That’s because there’s lots of good research showing that there are ever-increasing costs to the economy as tax rates approach that level.
So the question that policy makers should ask themselves is whether they’re willing to impose $10 or $20 of damage to the private sector in order to collect $1 of additional revenue.
New we have further evidence. Let’s take a look at a new study by economists from Spain, Arizona, and California. Here’s the issue they decided to study.
As top earners account for a disproportionate share of tax revenues and face the highest marginal tax rates, such proposals lead to a natural tradeoff regarding tax revenue. On the one hand, increases in tax revenue are potentially non-trivial given the income generated by high-income households. On the other hand, the implementation of such proposals would increase marginal tax rates precisely where they are at their highest levels, and thus where the individual responses are expected to be larger. Therefore, revenue increases might not materialise.
And here’s what they found.
…the increase in overall tax collections – including tax collections at the local and state level and from corporate income taxes – is much smaller: 1.6%. Figure 2 shows why. As τ increases there is a substantial decline in labour supply, the capital stock, and aggregate output across steady states. Aggregate output, for example, declines by almost 12% when τ = 0.13. Hence, the government collects taxes from a smaller economy… The message from these findings is clear. There is not much available revenue from revenue-maximising shifts in the burden of taxation towards high earners…and that these changes have non-trivial implications for economic aggregates.
The key takeaways from that passage are the findings about “a smaller economy” and the fact that there are “non-trivial implications for economic aggregates.”
That means less prosperity.
And the authors even acknowledge that the damage to the productive sector is presumably larger than what they found in this research.

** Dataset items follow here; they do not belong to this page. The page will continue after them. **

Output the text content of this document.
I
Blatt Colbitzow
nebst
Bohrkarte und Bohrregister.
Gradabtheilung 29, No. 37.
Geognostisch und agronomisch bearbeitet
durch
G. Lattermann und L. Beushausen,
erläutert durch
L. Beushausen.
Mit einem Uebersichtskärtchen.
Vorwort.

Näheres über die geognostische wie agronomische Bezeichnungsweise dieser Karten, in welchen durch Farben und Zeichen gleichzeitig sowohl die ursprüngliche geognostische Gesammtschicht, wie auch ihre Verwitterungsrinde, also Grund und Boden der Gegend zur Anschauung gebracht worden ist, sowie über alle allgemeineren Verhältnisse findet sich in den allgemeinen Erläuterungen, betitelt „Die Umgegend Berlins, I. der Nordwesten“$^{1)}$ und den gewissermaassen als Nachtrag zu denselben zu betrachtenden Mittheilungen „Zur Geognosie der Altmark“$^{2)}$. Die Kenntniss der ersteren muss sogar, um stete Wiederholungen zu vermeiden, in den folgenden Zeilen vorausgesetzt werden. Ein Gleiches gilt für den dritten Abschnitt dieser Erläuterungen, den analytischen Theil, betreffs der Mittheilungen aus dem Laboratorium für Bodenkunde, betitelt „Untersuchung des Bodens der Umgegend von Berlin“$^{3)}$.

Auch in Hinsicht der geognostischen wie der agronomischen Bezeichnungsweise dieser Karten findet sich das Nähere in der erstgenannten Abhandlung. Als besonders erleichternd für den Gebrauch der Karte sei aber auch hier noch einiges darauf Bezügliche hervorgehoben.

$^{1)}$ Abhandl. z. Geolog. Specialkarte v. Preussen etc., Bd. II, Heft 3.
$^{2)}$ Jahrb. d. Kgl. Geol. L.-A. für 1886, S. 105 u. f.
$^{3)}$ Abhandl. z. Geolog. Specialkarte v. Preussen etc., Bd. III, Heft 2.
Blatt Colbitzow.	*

…it is important to reflect on the absence of features in our model that would make our conclusions even stronger. First, we have abstracted away from human capital decisions that would be negatively affected by increasing progressivity. Since investments in individual skills are not invariant to changes in tax progressivity, larger effects on output and effective labour supply – relative to a case with exogenous skills – are to be expected. Second, we have not modelled individual entrepreneurship decisions and their interplay with the tax system. Finally, we have not modelled a bequest motive, or considered a dynastic framework more broadly. In these circumstances, it is natural to conjecture that the sensitivity of asset accumulation decisions to changes in progressivity would be larger than in a life-cycle economy. Hence, even smaller effects on revenues would follow.
Richard Rahn’s latest column in the Washington Times also looks at this issue, reviewing the work of James Mirrlees, an economist who was awarded a Nobel Prize in 1996.
Back in 1971, a Scottish economist by the name of James A. Mirrlees wrote a groundbreaking paper, in which he attempted to answer the question of what an optimum income-tax regime would look like… Mr. Mirrlees had been an adviser to the British Labor Party, which supported the high tax rates in effect at that time. He did a careful analysis of the variation of people’s skills and the effect tax rates had on their incentives to earn. Much to his surprise, he found the optimum tax rate on high earners was about 20 percent… In his 1971 paper, Mr. Mirrlees concluded, “I must confess that I had expected the rigorous analysis of income taxation in the utilitarian manner to provide an argument for high tax rates. It has not done so.”
In other words, tax rates above 20 percent ultimately are self-defeating – even if you’re a statist and you want to maximize the size of the welfare state.
And there’s plenty of data from around the world on specific case studies that show the negative impact of class-warfare taxation, including research from the United States, Denmark, Canada, France, and the United Kingdom.
And here’s Part II of my video series on the Laffer Curve, which provides additional evidence.
P.S. If you want some good data showing why Krugman and other class warriors are wrong about tax rates, Alan Reynolds did a very good job of skewering their analysis.
P.P.S. The right tax rate is the one that finances the legitimate functions of government, and not one penny more.
P.P.P.S. Since we’re discussing the Laffer Curve and class-warfare taxation, it’s appropriate to share this very encouraging survey of economists. They were asked whether they agreed with the fundamental premise of Thomas Piketty’s work on inequality and taxation.
Wow. This is about as close as you can get to unanimous rejection as you can get.
By the way, even if 2-3 percent of economists are right, that still doesn’t justify Piketty’s policy prescriptions.
P.P.P.P.S. In addition to writing about taxation, Richard is the creator of the famous Rahn Curve.